Authorities initially detained 513 monks, one novice, 167 men and 30 women lay disciples, but most were released, state media said. It said “109 monks and nine men are still being questioned.”
On Thursday, state media has said nearly 2,100 people were detained in the crackdown, with almost 700 released. Dissident groups say about 6,000 people were detained, including thousands of monks.
The official also told the monks that nonreligious material was seized from the monastery, including pornographic videos, literature belonging to Suu Kyi’s party, headbands printed with a Nazi swastika or a U.S. flag.
The official denied foreign media reports that monks were killed and injured in the crackdown, the statement said.
It said the body found floating in Pazundaung Creek in eastern Yangon last week was not that of a monk, as reported by a dissident group, but of a man “with a piece of saffron robe tied round the neck.”
It blamed “internal and external destructive elements of inciting the monks who could tarnish the honor of the religion.”
Talk of sanctions
Myanmar has been ruled by the military since 1962. The current junta came to power after routing the 1988 pro-democracy uprising. Suu Kyi’s party won elections in 1990 but the junta refused to accept the results.
Suu Kyi has spent nearly 12 of the last 18 years under house arrest and was awarded the 1991 Nobel Peace Prize for her democracy campaign.
The diplomatic moves by the military leaders appeared aimed at staving off economic sanctions while also pleasing giant neighbor China, which worries the unrest could cause problems for the 2008 Beijing Olympics.
Many governments have urged stern U.N. Security Council action against Myanmar, but China and Russia have ruled out any council action, saying the crisis does not threaten international peace and security.
“No international imposed solution can help the situation,” China’s U.N. Ambassador Wang Gunagya said Thursday.
Hamadoun Toure, secretary-general of the International Telecommunication Union — the U.N. telecoms agency — said the government’s decision to block Internet access violated its citizens’ right to communicate.

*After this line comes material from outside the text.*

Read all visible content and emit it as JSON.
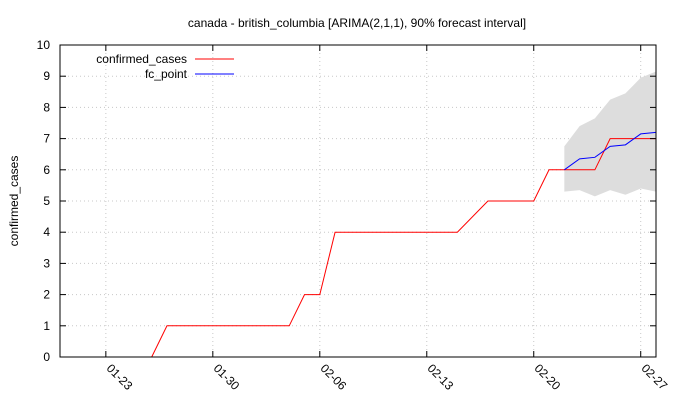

Secure access to the Internet is a basic human freedom that “needs to be preserved, no matter what,” Toure said.
Life in Yangon was slowly returning to normal but security remained tight in downtown areas where protests were crushed last week. A half-dozen military trucks were stationed near the Sule Pagoda, a flash point of the unrest.
The typically busy area around the city’s famed Shwedagon Pagoda was eerily quiet, with residents avoiding the area outside the temple where monks were beaten by troops.